Couverture du journal du 17/05/2024 Le nouveau magazine

Les Commissaires aux comptes, et le reporting extra-financier

La Compagnie régionale des commissaires aux comptes (CRCC) Ouest Atlantique organisait la 16e édition des Universités d’été à La Baule les 7 et 8 septembre. L’occasion pour la profession d’évoquer les perspectives offertes par l’arrivée du reporting extra-financier. Éclairage par Kristell Dicharry, Présidente de la CRCC Ouest Atlantique, sur les enjeux liés à cette nouvelle obligation.

Kristell Dicharry, présidente de la CRCC Ouest Atlantique ©IJ

À partir du 1er janvier 2024, les grandes entreprises devront publier chaque année un rapport extra-financier certifié, traduisant leur politique et performance en matière de RSE. Jusqu’à présent, seules les sociétés anonymes de plus de 500 personnes avaient cette obligation. Sans cadre réglementaire, elles pouvaient produire ces éléments selon son propre référentiel, sans comparatif objectif. Une directive européenne a été ratifiée en 2022, transposée en France d’ici fin décembre 2023 par le biais d’une ordonnance.

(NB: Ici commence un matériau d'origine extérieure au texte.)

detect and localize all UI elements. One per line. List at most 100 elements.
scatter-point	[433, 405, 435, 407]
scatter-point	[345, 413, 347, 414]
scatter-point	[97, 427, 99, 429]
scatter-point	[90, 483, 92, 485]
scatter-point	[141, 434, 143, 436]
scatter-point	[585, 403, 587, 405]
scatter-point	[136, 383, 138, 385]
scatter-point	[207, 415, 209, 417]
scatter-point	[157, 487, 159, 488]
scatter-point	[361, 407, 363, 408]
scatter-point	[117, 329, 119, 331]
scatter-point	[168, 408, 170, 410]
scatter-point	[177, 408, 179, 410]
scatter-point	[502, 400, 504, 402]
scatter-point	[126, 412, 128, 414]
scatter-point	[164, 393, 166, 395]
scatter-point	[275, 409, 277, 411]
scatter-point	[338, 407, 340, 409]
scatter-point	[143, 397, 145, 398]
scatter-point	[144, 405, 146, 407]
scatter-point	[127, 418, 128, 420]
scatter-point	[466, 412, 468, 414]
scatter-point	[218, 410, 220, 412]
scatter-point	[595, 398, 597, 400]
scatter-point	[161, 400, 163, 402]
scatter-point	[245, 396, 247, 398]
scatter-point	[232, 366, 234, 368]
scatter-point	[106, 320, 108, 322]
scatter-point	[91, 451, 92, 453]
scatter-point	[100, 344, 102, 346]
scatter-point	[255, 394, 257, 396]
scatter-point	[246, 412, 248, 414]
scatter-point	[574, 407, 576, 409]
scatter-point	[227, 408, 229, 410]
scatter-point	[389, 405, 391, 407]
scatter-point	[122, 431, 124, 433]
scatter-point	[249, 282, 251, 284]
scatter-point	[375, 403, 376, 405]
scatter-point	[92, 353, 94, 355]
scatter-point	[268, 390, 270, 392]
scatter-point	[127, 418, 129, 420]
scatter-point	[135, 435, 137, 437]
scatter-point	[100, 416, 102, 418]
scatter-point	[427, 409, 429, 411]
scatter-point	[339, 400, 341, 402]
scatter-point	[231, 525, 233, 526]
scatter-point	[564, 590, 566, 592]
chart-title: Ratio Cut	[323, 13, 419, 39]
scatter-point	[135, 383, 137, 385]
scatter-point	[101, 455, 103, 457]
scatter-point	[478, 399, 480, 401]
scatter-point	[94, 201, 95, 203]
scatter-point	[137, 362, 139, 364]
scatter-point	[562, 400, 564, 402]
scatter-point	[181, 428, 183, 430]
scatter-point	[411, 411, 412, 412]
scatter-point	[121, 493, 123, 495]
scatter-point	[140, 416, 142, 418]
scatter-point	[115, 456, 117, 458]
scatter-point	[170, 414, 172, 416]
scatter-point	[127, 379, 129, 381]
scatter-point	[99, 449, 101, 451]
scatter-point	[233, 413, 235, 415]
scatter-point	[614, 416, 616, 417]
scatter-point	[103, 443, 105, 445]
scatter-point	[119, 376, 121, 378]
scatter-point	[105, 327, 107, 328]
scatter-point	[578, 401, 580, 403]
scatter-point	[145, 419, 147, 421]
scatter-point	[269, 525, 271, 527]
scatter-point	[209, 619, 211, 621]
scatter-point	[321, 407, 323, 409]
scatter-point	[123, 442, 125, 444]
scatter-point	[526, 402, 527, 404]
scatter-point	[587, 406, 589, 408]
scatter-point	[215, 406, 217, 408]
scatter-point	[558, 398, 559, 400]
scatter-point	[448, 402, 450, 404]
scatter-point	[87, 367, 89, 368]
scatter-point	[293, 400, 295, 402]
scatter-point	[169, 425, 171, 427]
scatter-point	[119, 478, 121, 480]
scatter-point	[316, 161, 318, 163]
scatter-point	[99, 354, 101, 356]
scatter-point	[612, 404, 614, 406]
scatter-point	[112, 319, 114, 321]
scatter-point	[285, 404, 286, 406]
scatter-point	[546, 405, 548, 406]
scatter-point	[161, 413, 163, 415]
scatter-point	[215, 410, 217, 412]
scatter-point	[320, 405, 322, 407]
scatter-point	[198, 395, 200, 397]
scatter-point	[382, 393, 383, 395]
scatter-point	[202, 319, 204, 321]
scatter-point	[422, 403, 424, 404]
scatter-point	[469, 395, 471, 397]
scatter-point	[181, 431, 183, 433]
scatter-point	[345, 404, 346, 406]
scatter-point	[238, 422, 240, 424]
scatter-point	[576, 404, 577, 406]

Si le texte français n’est pas encore finalisé, quel en sera l’esprit ?

Kristell Dicharry : L’Efrag[1], l’institution européenne qui travaille sur le sujet, a défini douze principes sur trois thèmes : environnement, social et gouvernance. Par exemple, sur l’environnement, quel est l’impact de l’activité de la société sur son écosystème ? Pour le définir, il va falloir remonter toute la chaîne de valeur. Sur la partie sociale, on va retrouver le taux d’absentéisme, le bien-être au travail, l’égalité hommes-femmes… Enfin, pour la partie gouvernance, on s’interrogera sur l’éthique, une éventuelle charte. Chaque société va devoir se positionner parmi ces douze critères.

Comment les entreprises réagissent-elles ?

K.D. : Beaucoup ne sont pas du tout sensibilisées sur le sujet et n’en mesurent pas les conséquences. L’enjeu, c’est de ne pas en faire une usine à gaz. Nous ne souhaitons pas une surtransposition, qui complexifierait encore plus le quotidien des entreprises, mais d’avoir une démarche de progrès menée ensemble. Charge à nous, commissaires aux comptes, d’être les plus pédagogues possibles, sachant que nous ne pourrons pas nous substituer au chef d’entreprise : nous ne pouvons être juge et partie.
En Europe, cette obligation devrait concerner environ 50 000 entreprises ou groupes. En France, le Haut conseil du commissariat aux comptes considère que cela va concerner entre 6000 et 7000 entités, contre environ 500 aujourd’hui. Par effet de capillarité, ces sociétés vont demander à toutes leurs parties prenantes – clients, fournisseurs – des éléments extra-financiers, de manière à pouvoir avoir une certification pertinente. Et donc, à terme, cela concernera beaucoup plus d’entités.

Qui sera habilité à vérifier ce rapport de durabilité ?

K.D. : L’Europe est consciente que l’on part d’une page blanche, on parle pour le moment d’une attestation et, à terme, en 2028, d’une certification, qui est plus contraignante. La France a fait le choix d’ouvrir cette attestation à d’autres professionnels que les commissaires aux comptes. Trois autres professions ont fait acte de candidature : le réseau Filiance (association qui fédère les cabinets de certification technique tels que Afnor Certification, Anapav, Bureau Veritas…, NDLR), les avocats et les experts-comptables. Sachant que ces professions n’ont actuellement pas les contraintes qui pèsent sur les commissaires aux comptes en matière d’indépendance, de secret professionnel… Nous demandons à ce qu’elles soient soumises aux mêmes contraintes.